Sweet Potato Bread with Blueberries
- 2 cups sifted all-purpose flour
- 3/4 cup raw sugar
- 11/2 teaspoons baking powder
- 1/2 teaspoon baking soda
- 1 teaspoon ground cinnamon
- 1 teaspoon ground ginger
- 1/2 teaspoon freshly grated nutmeg
- 1/2 teaspoon salt
- 1 cup coarsely chopped pecans, walnuts, black walnuts, or wild hickory nuts
- 3/4 cup dried blueberries or 1 cup fresh or solidly frozen blueberries
- 1 cup firmly packed, pureed, cooked sweet potato (about 1 medium-large, 8-ounce potato)

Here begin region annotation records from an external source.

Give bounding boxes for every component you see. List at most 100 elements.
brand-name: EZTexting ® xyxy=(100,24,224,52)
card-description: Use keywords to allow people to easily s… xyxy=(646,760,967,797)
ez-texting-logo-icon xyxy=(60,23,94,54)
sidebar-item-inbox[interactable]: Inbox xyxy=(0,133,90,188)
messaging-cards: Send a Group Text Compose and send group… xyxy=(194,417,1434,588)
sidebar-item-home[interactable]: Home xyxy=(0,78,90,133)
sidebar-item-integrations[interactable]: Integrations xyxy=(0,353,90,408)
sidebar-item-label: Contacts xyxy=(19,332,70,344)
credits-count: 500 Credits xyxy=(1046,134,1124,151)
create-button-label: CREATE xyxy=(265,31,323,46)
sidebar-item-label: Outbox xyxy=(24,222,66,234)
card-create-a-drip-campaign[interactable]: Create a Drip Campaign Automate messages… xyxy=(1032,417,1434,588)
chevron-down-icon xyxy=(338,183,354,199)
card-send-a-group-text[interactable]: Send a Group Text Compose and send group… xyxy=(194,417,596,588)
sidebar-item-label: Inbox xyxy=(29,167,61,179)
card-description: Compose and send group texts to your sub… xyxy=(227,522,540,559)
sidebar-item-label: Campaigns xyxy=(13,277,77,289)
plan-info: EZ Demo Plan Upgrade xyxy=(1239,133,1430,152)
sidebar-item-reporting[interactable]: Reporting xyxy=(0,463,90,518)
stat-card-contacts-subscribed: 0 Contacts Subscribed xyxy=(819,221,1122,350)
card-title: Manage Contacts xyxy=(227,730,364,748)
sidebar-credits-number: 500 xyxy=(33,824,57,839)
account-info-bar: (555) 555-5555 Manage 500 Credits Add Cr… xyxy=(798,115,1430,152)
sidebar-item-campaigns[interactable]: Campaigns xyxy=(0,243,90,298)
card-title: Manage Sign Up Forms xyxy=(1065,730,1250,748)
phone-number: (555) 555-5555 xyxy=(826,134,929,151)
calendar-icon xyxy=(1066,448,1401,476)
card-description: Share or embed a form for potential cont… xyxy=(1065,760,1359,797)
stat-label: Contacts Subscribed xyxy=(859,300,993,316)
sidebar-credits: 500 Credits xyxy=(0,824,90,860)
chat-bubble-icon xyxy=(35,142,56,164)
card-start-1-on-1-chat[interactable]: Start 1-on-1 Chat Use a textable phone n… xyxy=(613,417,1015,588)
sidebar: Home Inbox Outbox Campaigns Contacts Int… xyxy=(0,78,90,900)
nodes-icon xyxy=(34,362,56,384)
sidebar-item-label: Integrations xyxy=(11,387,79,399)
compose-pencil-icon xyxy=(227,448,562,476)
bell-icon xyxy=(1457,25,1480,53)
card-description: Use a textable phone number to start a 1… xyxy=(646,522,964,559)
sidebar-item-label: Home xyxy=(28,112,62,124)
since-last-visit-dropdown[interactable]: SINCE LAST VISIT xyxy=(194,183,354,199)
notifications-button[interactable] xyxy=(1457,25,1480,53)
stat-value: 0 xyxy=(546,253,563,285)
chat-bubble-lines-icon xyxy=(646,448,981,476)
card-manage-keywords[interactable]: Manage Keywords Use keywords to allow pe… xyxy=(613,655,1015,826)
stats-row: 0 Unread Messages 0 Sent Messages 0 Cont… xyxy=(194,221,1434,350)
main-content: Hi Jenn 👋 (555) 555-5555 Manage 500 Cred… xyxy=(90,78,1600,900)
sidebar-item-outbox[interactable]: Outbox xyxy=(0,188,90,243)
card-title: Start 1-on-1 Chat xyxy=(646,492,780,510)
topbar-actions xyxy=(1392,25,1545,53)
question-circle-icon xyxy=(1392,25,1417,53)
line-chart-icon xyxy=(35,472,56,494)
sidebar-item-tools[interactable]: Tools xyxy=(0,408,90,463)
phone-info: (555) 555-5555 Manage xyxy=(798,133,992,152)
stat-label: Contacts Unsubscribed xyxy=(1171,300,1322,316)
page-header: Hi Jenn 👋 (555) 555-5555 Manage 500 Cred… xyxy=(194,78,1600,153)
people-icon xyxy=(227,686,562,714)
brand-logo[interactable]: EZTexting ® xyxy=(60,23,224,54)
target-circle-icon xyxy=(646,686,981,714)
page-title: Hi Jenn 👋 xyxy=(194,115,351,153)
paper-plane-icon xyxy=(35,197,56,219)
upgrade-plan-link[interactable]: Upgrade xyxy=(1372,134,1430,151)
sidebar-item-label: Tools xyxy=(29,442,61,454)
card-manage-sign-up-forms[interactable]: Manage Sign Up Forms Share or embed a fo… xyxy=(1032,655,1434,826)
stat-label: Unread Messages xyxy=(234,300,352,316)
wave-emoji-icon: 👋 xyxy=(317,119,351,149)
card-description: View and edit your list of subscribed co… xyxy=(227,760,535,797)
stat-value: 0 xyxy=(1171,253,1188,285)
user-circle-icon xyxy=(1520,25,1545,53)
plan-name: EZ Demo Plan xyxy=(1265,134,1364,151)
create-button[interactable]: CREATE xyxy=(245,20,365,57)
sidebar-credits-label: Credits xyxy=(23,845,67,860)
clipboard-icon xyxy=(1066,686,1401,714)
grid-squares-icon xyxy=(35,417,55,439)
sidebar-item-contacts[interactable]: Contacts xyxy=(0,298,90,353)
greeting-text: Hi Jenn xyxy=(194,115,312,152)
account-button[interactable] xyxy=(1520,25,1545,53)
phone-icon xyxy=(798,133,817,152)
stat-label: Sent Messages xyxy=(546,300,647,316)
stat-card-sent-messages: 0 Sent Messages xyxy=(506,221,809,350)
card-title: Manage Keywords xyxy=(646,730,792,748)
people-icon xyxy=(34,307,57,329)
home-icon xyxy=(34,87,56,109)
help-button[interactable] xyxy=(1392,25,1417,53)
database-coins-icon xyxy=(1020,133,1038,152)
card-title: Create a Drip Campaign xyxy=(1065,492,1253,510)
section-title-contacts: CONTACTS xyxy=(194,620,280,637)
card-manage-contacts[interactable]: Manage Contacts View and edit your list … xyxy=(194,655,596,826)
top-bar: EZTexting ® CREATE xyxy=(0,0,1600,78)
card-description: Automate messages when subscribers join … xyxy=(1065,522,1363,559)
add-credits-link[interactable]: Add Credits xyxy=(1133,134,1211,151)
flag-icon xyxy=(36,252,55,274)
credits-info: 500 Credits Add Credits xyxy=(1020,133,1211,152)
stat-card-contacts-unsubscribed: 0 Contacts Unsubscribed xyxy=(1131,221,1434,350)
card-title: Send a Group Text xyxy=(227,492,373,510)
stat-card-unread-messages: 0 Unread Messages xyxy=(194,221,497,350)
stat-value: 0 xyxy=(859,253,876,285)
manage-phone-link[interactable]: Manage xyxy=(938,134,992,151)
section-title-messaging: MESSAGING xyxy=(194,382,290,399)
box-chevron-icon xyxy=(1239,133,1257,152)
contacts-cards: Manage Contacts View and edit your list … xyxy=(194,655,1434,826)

- 1/2 cup fresh orange juice
- 1/4 cup molasses (not too dark)
- 1/4 cup (1/2 stick) melted unsalted butter
- 2 large eggs
1. Preheat oven to 350°F. Coat 9 x 5 x 3-inch loaf pan with nonstick oil-and-flour baking spray and set aside.
2. Whisk flour, sugar, baking powder, baking soda, cinnamon, ginger, nutmeg and salt together in large mixing bowl. Add pecans and blueberries, toss well, then make a well in middle of dry ingredients.
3. Whisk sweet potato, orange juice, molasses, melted butter and eggs until smooth in a 2-quart ovenproof glass measuring cup or small bowl. Pour into well in dry ingredients and stir only enough to combine. Note: It’s good if a few floury specks show; they prove that you haven’t overbeaten the batter.
4. Scoop batter into pan, spreading to corners and bake on middle oven shelf about 1 hour until nicely browned and cake tester inserted in middle of loaf comes out clean.
5. Cool loaf in upright pan on a wire rack 15 minutes, loosen around edge with thin-blade spatula, then turn out on rack and cool completely before slicing.